About the Project

SPICE (Stratospheric Particle Injection for Climate Engineering) is a project investigating the feasibility of putting particles into the stratosphere in order to affect global temperatures.

Solar radiation management using stratospheric aerosols could potentially prevent the worst effects of anthropogenic global warming. The inspiration for this type of geoengineering technique is the observed natural behaviour of volcanoes which can inject significant quantities of particles into the stratosphere, having an overall cooling effect on global temperatures. SPICE is looking at a relatively new technology, and, because of this, the project team are implementing undertaking a newly-emerging and constantly developing responsible innovation approach. Stakeholder perceptions and interaction are also crucially important to the project team because SPICE is investigating something that could potentially affect everyone on the planet.


What is geoengineering?

Geoengineering has been defined by the Royal Society (2009) as: “the deliberate large-scale manipulation of the planetary environment to counteract anthropogenic climate change”. One category of geoengineering techniques is Solar Radiation Management (SRM) in which one attempts to control global temperatures via altering the global energy flux; either by reducing short wave isolation or increasing the outgoing long wave component. Aerosols injected into the Stratosphere is the SRM technique which has been identified as potentially the most affordable and effective option for reducing incident short-wave radiation (Royal Society, 2009).

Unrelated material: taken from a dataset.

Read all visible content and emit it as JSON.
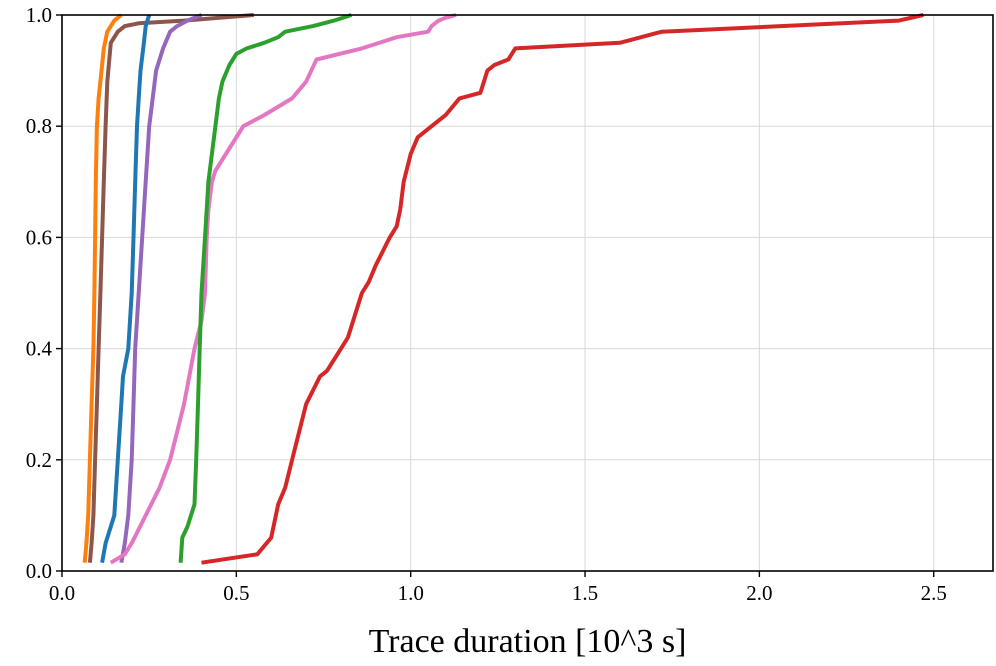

Could we need solar radiation management?

The most recent Intergovernmental Panel on Climate Change report (IPCC, 2007) depicts a rapidly warming Earth surface; a trend that will continue for decades due to anthropogenic emissions of greenhouse gases and aerosols. To avoid the impacts of dangerous future climate change, which may involve rapid sea ice contraction, sea level rise, extreme weather patterns and food shortages to name but a few; the scientific consensus calls for a significant global reduction in greenhouse gas emissions during this half of the century. Despite this, international political and societal response to mitigation has been poor.


The SPICE project has three parts:

1 Evaluating Candidate Particles

Aiming to understand the ways light and heat radiation interact with aerosol particles

Working package 1
Next step
2 Delivery Systems

Hoping to discover how best to deliver particles into the stratosphere

Working package 2
Next step
3 Climate and Environmental Modelling

Determining what could happen if we were to use the chosen particles and delivery system

Working package 3

The output of this project will inform descision-makers and stakeholders about the feasibility of this technique and any environmental or social impacts it might have.